To begin, I stored my model in AWS S3, a simple storage solution for cloud. Then, I created 2 separate Lambda functions: a buying function and a selling function. The buying function would run at the end of each trading day, generate a model prediction of whether or not to make a trade, and set up a trades using the Alpaca API. The selling function would then constantly scan open trades to see if they have hit a threshold to close them, either because they have hit the stop loss, profit threshold, or have been held longer than 10 days. Finally, I created two DynamoDB tables, a trades table which would track currently open trades, and a historical trades table to track historical trades.
Tying it all Together
Fast forward to present day: I have been paper trading my strategy in the Alpaca brokerage for about 6 months. It has been performing pretty similar to the backtest results, generating consistent profits with little drawdown. So far it is up 6% since inception. It will be interesting to see how it continues to perform over time.

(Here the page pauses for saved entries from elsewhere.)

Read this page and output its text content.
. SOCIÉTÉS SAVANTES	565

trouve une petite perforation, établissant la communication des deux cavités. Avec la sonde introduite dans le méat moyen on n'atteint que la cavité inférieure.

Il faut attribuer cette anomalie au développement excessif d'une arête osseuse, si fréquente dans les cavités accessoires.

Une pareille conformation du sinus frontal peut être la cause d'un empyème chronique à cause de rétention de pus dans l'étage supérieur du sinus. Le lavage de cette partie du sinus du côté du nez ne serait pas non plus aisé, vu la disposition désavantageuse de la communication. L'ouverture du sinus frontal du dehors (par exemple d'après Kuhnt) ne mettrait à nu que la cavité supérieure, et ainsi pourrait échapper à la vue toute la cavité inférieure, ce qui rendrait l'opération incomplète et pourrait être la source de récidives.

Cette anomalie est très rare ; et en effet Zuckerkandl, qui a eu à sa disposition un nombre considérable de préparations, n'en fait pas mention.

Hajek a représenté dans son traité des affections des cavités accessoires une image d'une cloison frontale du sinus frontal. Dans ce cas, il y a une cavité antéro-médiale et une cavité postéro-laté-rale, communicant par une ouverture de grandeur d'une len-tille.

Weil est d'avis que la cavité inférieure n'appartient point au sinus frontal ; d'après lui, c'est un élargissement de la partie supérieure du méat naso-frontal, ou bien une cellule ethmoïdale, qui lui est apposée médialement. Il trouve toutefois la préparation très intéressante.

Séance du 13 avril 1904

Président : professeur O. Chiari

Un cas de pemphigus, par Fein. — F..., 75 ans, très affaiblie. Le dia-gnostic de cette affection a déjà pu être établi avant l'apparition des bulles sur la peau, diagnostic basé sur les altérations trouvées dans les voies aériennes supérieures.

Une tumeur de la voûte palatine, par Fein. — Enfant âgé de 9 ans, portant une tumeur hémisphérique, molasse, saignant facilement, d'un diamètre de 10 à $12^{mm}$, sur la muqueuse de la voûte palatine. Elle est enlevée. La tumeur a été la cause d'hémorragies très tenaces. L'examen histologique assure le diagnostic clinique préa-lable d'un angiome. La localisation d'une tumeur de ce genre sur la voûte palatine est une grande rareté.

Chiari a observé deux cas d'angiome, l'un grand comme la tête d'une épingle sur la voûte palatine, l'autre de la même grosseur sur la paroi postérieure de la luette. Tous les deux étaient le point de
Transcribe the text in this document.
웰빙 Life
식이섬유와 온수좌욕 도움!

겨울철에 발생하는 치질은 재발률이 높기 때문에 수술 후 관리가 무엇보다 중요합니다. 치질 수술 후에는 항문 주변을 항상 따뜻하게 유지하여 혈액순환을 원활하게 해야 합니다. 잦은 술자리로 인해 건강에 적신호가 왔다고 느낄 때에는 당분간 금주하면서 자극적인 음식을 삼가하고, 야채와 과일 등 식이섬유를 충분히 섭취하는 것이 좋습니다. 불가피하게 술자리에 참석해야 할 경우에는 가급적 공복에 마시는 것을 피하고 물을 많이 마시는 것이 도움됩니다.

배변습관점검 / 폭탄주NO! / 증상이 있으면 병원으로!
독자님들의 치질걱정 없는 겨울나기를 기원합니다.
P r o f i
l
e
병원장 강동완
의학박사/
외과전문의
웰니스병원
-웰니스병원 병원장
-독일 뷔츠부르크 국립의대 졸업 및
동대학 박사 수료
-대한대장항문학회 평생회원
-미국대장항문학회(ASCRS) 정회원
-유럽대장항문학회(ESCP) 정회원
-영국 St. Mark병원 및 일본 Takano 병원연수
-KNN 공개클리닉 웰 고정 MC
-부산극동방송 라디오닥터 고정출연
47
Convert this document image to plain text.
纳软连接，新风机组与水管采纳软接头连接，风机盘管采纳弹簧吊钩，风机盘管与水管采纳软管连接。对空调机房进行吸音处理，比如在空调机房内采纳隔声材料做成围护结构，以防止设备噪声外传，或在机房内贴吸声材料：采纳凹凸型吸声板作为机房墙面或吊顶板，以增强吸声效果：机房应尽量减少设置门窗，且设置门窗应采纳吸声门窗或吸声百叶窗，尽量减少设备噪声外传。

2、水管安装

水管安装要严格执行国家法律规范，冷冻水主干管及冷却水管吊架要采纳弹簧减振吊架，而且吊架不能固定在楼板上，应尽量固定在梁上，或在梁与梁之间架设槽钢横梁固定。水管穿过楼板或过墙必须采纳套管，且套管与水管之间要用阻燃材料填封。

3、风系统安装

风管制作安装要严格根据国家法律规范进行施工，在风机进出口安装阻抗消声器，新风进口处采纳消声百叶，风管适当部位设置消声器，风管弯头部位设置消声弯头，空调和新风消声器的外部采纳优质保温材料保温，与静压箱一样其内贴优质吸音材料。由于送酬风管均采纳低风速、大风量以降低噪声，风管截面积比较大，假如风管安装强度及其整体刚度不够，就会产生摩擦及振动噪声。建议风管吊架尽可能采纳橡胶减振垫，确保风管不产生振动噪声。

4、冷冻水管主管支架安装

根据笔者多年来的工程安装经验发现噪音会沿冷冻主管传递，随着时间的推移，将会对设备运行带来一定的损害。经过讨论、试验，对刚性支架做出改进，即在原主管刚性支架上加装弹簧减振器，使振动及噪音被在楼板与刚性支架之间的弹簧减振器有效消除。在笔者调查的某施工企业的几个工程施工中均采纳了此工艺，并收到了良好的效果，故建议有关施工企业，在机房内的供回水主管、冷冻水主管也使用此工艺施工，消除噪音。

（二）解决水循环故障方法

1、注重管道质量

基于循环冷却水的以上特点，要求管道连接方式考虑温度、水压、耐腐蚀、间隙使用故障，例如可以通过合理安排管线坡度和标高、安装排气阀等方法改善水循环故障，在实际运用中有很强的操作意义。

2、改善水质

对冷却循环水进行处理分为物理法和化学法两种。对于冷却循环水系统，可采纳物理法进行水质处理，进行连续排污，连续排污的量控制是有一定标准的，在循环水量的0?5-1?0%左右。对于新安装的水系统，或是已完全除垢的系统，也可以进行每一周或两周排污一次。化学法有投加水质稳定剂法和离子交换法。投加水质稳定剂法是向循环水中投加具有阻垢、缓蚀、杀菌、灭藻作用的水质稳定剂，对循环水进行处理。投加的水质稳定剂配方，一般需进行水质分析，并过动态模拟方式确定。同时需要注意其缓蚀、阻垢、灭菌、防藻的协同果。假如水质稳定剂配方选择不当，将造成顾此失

There are a multitude of ways I’d like to improve my strategy in the future. For one, I would love to set up a fully functional ML pipeline that could update my model daily. I would also like to create more monitoring tools to understand daily model predictions. Finally, I would love to incorporate more models, particularly one that could dynamically size my trades. Eventually, I would also like to expand into different assets.
For now, I have a fully functional AI trading fund on my hands, which I think is pretty exciting. And the best part is that it runs completely free, as I am using open source data and all completely free cloud tools. The Alpaca API is also free to use at the time of writing this.
I hope you enjoyed this article, and please feel free to steal my ideas!